Issue No. 2
Fear and Loathing in the English Midlands
I have only feared for my life once in my travels. It was late on a Saturday night in Birmingham, England.
I was waiting in a shattered bus shelter covered in graffiti for the last bus to Stratford-Upon-Avon. In the space of half an hour every druggie, hoodlum and gangsta in the Midlands wandered past to check me out. I felt vulnerable and exposed. I was certain that it was only a matter of minutes before one of them wandered over to avail themselves of my backpack and the moneybelt around my waist.
I hadn’t felt that way bouncing around the scrubby desert of southern Somalia in a ute driven by the local war lord. We were pointing refugees towards the Kenyan border and I felt remarkably at ease with the world. Nor was I alarmed when I shared a cup of tea with a muhajjeddin leader in Afghanistan. Having my photo taken with him with a coil of amour piercing bullets on my lap was a bit weird, but again I felt extremely safe. The only other time I felt a flickering moment of concern was when I bunked down in a bombed-out apartment block in Mostar during a ceasefire in the war in Bosnia. But then the three young guys who had shown me the flat assured me that the hot water heater was working and all was well with the world again.
The difference was that in Bosnia, Afghanistan and Somalia I felt as though someone was looking after me. I had a metaphorical arm around my shoulders, guiding my naïve Aussie self through the metaphorical minefields of visiting a country I really shouldn’t be visiting. In Birmingham, behind the Bullring, on streets awash with cheap grog and vomit and girls in short skirts cat-fighting, I was alone.
Well, until Tom staggered up. Tom, shall we say, liked a tipple. He asked me where I was from and when I told him immediately declared me his best friend. He invited me to share a beer with him although he smelt like he had spent most of the previous fortnight drinking. It would still be another hour until the bus left so was a case of either put up with his BO or get mugged.
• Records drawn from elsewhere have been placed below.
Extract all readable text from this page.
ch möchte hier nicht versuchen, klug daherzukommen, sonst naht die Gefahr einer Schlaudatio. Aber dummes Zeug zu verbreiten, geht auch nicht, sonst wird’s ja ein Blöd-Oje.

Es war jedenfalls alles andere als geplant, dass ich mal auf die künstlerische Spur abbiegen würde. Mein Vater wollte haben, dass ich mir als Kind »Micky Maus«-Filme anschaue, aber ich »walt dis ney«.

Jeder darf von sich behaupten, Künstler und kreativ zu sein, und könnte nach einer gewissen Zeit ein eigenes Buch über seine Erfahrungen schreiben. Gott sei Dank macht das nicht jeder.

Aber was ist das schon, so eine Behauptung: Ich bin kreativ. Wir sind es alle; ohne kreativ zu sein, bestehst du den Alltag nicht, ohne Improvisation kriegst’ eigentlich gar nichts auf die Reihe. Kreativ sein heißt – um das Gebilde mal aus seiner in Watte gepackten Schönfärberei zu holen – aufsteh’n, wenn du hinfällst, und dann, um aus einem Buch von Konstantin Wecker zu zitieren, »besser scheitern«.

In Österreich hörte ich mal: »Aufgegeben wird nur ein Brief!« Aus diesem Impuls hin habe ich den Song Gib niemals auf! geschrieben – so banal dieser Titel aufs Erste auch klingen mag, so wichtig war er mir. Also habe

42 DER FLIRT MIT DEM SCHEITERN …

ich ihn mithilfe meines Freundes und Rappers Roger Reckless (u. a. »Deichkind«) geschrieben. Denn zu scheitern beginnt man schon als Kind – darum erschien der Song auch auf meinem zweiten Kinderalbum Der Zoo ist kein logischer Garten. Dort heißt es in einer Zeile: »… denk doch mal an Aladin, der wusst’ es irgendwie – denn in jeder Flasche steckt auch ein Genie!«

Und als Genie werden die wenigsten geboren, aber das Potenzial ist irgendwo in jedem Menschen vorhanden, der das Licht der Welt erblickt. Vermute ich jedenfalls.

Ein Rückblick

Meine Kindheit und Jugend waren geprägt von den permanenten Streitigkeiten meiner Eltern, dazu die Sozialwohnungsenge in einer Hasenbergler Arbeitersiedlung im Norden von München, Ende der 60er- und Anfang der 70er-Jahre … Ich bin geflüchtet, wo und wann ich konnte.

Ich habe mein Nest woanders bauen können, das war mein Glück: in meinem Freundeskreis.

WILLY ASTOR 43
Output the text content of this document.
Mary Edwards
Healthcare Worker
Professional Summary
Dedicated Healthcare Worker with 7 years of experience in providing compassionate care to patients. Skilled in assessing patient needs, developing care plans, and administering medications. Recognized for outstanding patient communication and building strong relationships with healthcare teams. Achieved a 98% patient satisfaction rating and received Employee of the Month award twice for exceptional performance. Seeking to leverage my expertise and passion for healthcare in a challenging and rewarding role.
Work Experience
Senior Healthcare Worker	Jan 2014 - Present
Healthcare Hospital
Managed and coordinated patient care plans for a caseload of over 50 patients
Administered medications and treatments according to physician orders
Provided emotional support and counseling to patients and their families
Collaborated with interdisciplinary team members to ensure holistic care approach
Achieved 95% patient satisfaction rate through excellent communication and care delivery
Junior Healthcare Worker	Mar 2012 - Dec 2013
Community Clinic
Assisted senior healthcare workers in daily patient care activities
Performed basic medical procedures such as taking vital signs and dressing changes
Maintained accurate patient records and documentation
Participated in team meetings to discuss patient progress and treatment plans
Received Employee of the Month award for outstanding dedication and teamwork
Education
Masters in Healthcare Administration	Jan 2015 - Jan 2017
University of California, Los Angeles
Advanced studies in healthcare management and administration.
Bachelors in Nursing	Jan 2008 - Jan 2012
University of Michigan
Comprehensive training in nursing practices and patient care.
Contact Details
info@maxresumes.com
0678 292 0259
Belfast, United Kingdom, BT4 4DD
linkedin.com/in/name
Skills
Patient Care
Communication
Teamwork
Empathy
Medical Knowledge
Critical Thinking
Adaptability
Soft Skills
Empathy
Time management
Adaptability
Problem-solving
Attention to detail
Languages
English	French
Tom took me to a pub around the corner. It looked down-at-heel and dingy, like Tom himself, I guess, but inside it was warm and bright and the ales affordable. Every thug that had sized me up was leaning against the bar and greeted Tom like a long lost friend. They all wanted to know whether he had tracked down his television. Someone had broken into his flat and stolen it. It was the third TV he’d lost in the past year.
Because I was with Tom I wasn’t a target anymore. Two guys wearing hoodies who I had identified as the most likely to beat me up less than an hour before bought me a beer and told me when my bus was about to leave. It helps to have someone with local knowledge on your side.